[Actu] Des commandes à venir

De manière fort amusante, le suivi des actualités dans le domaine militaire russe a ceci de caractéristique qu’on ne sait jamais quel lapin les responsables vont sortir de leur chapeau. Certes, les grandes lignes sont prévisibles, certaines annonces sont logiques mais il y a toujours ce côté (parfois calculé et parfois pas) où un responsable annonce une (ou des) commande(s) à venir alors que celle(s)-ci n’étai(en)t pas spécialement attendue(s). Bien évidemment, il est toujours bon de garder la tête froide face à certaines déclarations, les exemples de volte-face étant légions dans l’histoire russe contemporaine néanmoins sur la seule journée du 12 août 2020, le ministre russe de la défense, Sergey Shoigu, a fait mention de pas moins de quatre commandes sur la même journée. Les commandes annoncées, bien que pas encore signées, sont pour partie déjà officialisées sur le site du ministère de la défense de Russie.

Les annonces effectuées le 12 août font suite à une tournée d’inspection de certaines usines militaires dans la région d’Irkoutsk et de Komsomolsk-sur-l’Amour par le ministre russe de la défense et précèdent le salon militaire Army 2020 qui se tiendra du 23 au 29 août 2020; ce salon étant en général l’occasion idéale pour les responsables russes d’officialiser des commandes militaires négociées au préalable avec les constructeurs.

Les appareils et navires concernés par lesdites annonces sont les suivants:

  • Sukhoï Su-30SM2 (une nouvelle variante du Su-30SM)
  • Sukhoï Su-35S
  • Yakovlev Yak-130
  • Corvettes Steregushchiy (Izd.20380)

En outre, les premières images du deuxième Su-57 de série ont été publiées tandis qu’un reportage tourné au sein de l’usine KnAAZ durant la visite du ministre de la défense a permis de tomber sur une information intéressante relative au Su-35 à l’exportation.

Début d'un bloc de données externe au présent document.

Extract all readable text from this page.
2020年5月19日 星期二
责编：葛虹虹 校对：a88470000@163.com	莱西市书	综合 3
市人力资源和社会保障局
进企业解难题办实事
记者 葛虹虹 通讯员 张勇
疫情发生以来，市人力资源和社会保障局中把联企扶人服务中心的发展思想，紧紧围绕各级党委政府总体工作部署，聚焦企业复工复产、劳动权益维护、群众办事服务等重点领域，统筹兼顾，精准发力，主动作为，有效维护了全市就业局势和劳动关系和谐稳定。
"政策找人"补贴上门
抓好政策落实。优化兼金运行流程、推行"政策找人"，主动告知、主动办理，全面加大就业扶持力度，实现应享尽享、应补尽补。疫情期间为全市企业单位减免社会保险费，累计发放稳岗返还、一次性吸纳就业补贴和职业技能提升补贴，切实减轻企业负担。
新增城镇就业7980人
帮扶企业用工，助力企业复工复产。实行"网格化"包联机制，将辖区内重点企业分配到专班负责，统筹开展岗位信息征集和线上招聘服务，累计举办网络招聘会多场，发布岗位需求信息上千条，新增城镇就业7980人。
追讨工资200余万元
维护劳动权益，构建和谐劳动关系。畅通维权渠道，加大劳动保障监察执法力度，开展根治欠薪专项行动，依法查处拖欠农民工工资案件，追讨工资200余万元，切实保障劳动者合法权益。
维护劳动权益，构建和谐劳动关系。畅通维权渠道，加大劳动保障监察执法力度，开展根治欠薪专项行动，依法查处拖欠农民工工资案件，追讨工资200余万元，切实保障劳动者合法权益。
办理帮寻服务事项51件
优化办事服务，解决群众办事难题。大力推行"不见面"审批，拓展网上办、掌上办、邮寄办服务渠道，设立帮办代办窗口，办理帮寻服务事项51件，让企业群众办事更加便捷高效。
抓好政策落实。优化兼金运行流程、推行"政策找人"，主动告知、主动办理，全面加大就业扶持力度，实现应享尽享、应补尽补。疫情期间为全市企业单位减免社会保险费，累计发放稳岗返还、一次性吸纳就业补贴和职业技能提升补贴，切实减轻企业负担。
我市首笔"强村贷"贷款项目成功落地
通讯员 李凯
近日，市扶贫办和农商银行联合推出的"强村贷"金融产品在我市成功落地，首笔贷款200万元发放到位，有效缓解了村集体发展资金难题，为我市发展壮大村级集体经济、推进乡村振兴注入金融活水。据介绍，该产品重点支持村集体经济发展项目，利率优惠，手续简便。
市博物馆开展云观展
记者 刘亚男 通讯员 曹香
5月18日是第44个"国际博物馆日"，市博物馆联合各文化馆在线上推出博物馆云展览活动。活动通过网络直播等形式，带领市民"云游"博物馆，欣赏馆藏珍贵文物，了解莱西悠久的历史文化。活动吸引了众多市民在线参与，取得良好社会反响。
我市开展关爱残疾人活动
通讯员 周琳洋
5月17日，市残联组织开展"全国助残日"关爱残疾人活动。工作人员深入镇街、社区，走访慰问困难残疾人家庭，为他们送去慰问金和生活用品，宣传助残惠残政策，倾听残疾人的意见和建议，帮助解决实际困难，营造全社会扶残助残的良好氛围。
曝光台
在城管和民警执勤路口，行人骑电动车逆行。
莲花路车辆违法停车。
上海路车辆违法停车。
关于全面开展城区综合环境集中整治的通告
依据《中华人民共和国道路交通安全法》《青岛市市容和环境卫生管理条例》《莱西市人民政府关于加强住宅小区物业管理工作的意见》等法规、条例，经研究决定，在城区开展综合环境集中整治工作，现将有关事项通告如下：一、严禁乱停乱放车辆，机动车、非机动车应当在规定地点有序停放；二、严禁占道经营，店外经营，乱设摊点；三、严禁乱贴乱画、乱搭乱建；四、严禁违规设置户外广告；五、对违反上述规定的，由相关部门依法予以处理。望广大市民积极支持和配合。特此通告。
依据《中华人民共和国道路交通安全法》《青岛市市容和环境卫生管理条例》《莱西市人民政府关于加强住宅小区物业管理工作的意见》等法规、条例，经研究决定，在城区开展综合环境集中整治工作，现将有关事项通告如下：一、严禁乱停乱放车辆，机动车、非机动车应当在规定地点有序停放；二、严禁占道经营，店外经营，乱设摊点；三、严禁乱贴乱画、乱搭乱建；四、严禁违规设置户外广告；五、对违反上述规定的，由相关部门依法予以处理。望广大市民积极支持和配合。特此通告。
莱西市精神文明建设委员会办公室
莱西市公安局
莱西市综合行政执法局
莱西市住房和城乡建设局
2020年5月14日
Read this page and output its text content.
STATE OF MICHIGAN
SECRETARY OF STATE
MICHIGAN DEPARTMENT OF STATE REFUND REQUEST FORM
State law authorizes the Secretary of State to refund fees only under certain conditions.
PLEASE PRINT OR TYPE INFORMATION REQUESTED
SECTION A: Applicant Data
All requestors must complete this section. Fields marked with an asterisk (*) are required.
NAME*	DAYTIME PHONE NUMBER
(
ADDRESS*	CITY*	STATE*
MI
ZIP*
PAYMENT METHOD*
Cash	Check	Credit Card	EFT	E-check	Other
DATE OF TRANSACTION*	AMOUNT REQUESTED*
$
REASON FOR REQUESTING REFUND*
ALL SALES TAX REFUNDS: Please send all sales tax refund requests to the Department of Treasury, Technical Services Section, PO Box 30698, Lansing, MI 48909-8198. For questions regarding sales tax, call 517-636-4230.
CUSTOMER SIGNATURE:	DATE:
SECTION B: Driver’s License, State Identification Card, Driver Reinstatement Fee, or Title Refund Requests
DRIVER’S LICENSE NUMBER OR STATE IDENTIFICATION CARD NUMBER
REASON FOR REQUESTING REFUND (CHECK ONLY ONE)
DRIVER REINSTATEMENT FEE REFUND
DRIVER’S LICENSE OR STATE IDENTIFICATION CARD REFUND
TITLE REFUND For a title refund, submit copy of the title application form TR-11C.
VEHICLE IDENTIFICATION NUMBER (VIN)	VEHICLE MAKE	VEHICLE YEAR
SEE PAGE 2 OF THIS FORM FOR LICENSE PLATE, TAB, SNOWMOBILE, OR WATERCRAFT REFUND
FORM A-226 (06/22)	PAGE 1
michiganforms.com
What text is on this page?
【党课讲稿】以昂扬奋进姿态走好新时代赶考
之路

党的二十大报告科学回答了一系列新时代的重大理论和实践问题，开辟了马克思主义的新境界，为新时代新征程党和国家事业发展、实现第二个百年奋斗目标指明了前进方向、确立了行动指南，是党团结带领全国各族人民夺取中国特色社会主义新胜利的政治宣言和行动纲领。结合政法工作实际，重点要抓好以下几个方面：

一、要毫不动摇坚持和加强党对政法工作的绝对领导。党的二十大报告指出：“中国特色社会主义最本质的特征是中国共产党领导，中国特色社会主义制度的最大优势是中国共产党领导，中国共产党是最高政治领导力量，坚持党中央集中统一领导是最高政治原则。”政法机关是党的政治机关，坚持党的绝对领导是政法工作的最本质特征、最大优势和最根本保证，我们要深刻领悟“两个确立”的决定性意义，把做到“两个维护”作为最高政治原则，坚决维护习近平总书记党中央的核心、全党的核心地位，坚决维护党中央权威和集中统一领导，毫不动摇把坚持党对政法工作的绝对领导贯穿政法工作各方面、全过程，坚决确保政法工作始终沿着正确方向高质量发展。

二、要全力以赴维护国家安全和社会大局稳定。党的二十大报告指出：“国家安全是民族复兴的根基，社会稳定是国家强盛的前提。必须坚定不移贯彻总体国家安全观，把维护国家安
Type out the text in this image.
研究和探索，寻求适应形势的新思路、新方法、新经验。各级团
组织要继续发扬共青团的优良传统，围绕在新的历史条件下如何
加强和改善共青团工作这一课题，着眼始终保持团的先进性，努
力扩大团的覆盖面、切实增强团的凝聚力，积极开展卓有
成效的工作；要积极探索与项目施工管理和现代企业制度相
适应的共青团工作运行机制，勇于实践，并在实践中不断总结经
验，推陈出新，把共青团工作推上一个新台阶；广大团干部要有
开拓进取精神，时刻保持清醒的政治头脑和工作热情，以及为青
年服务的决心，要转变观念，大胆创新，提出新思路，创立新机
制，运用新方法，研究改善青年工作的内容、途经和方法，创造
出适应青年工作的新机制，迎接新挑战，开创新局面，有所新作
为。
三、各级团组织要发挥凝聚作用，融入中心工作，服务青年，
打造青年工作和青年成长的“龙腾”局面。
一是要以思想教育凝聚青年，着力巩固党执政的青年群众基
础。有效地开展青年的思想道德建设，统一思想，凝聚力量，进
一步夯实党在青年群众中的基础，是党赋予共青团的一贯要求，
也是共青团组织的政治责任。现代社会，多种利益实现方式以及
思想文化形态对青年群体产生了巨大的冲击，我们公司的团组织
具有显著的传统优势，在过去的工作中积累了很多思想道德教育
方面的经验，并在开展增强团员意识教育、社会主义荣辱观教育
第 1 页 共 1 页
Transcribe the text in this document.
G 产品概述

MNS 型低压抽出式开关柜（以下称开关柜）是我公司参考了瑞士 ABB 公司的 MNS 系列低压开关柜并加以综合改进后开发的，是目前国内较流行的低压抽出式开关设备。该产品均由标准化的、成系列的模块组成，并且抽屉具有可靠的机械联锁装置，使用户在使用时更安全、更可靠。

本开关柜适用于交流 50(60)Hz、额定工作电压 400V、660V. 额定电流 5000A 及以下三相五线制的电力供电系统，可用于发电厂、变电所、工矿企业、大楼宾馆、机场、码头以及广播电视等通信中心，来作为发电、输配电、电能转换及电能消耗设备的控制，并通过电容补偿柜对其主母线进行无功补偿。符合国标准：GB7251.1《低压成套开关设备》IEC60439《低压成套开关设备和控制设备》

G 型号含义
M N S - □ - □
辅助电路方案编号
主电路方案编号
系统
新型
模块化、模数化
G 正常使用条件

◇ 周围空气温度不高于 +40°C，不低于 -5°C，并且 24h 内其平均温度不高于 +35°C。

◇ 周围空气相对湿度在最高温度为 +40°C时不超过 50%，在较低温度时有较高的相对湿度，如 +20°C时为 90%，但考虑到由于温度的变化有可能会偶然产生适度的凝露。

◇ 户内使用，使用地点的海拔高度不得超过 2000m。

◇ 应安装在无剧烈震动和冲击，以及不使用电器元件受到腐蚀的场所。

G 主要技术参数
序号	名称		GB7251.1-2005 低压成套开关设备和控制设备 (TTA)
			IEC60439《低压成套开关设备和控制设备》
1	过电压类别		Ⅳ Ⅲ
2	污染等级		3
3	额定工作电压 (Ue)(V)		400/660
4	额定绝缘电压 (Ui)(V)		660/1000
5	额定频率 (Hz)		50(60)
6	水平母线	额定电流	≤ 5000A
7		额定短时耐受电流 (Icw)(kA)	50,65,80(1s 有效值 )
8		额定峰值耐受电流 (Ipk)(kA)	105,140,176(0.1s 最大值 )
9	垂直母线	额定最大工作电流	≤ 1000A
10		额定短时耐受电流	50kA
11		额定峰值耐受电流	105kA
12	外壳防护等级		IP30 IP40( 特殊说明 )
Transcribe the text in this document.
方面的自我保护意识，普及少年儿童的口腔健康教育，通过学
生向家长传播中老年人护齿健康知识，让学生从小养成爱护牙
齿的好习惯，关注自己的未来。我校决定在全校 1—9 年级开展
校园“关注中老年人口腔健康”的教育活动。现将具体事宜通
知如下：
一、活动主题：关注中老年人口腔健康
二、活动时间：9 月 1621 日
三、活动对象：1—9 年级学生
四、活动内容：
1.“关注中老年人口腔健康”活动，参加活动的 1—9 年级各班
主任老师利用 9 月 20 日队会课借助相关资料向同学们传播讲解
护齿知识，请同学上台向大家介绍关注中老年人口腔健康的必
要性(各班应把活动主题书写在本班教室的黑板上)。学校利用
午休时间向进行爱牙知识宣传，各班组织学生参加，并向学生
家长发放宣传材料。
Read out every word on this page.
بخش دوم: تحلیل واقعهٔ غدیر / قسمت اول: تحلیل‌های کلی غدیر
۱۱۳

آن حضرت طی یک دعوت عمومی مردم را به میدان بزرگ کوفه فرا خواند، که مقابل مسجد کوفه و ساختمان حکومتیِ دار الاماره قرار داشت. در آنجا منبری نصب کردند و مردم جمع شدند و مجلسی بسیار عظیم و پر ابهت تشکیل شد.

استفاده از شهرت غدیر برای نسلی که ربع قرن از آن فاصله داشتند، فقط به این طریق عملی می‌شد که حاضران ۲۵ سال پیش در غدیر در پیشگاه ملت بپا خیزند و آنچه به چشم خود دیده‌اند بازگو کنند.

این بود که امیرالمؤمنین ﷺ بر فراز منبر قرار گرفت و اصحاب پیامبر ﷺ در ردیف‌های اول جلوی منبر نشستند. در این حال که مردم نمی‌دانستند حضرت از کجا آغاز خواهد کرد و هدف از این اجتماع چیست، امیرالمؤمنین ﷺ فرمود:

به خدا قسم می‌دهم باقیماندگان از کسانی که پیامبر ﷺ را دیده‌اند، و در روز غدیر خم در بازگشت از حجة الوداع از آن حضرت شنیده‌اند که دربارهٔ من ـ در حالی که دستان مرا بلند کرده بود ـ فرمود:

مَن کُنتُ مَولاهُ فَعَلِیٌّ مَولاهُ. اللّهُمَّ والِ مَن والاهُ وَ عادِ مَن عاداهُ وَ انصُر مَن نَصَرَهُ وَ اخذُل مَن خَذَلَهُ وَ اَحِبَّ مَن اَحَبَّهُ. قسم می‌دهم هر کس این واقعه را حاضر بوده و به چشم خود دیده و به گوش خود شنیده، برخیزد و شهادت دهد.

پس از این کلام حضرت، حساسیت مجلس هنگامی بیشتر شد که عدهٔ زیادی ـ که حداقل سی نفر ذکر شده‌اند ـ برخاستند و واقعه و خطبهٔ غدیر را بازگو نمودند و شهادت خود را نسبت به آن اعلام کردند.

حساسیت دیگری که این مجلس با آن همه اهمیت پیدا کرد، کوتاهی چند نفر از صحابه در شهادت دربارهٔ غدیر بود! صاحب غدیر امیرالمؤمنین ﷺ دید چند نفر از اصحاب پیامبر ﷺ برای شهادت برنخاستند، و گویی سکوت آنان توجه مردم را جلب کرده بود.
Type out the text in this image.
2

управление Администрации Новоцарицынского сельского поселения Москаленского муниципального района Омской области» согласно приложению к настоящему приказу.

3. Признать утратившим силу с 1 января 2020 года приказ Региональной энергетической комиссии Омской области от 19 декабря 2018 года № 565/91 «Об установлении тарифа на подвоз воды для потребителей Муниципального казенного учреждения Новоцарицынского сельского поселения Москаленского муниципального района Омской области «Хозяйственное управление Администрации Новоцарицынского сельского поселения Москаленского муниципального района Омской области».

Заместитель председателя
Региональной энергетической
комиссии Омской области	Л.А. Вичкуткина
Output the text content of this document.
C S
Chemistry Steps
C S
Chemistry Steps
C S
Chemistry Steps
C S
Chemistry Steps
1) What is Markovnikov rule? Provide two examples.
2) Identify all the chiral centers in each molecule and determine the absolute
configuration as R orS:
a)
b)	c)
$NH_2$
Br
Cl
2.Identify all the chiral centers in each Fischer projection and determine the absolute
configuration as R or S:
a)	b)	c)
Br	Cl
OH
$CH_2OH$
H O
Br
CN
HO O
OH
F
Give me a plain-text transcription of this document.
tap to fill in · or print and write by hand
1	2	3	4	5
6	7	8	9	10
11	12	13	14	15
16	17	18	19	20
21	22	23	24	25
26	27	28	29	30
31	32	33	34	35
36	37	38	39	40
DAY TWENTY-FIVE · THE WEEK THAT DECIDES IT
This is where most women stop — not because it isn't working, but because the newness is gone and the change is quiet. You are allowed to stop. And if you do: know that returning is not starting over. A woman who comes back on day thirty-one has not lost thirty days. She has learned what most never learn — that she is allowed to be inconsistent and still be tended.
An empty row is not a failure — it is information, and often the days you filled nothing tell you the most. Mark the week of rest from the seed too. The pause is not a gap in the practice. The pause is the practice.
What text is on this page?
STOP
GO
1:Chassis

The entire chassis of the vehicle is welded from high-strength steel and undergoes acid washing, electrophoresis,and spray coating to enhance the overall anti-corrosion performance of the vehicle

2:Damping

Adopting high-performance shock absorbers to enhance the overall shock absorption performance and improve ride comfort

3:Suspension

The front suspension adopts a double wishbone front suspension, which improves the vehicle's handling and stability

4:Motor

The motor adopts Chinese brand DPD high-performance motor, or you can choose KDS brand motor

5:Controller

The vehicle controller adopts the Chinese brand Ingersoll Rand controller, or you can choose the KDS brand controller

De manière résumée, on peut écrire qu’après plusieurs mois relativement calmes (exception faite du secteur de la construction navale russe) en matière de nouveautés, c’est une véritable avalanche d’informations et d’annonces qui eut lieu le 12 août.

Passage en revue.

Sukhoï Su-30SM2

Alors que le phénomène avait connu une forte accalmie, voilà que les industriels russes nous gratifient d’une énième nouvelle dénomination pour une variante du Su-27 Flanker; cette fois-ci il s’agit du Su-30SM2. Faisant suite au Su-30SM1 qui était la version « modernisée » et débarrassée des équipements non-russes du Su-30SM, cette nouvelle version au sujet de laquelle aucune information n’a été communiquée sera commandée à raison de vingt-et-un exemplaires dont le contrat devrait être signé durant le salon Armiya 2020.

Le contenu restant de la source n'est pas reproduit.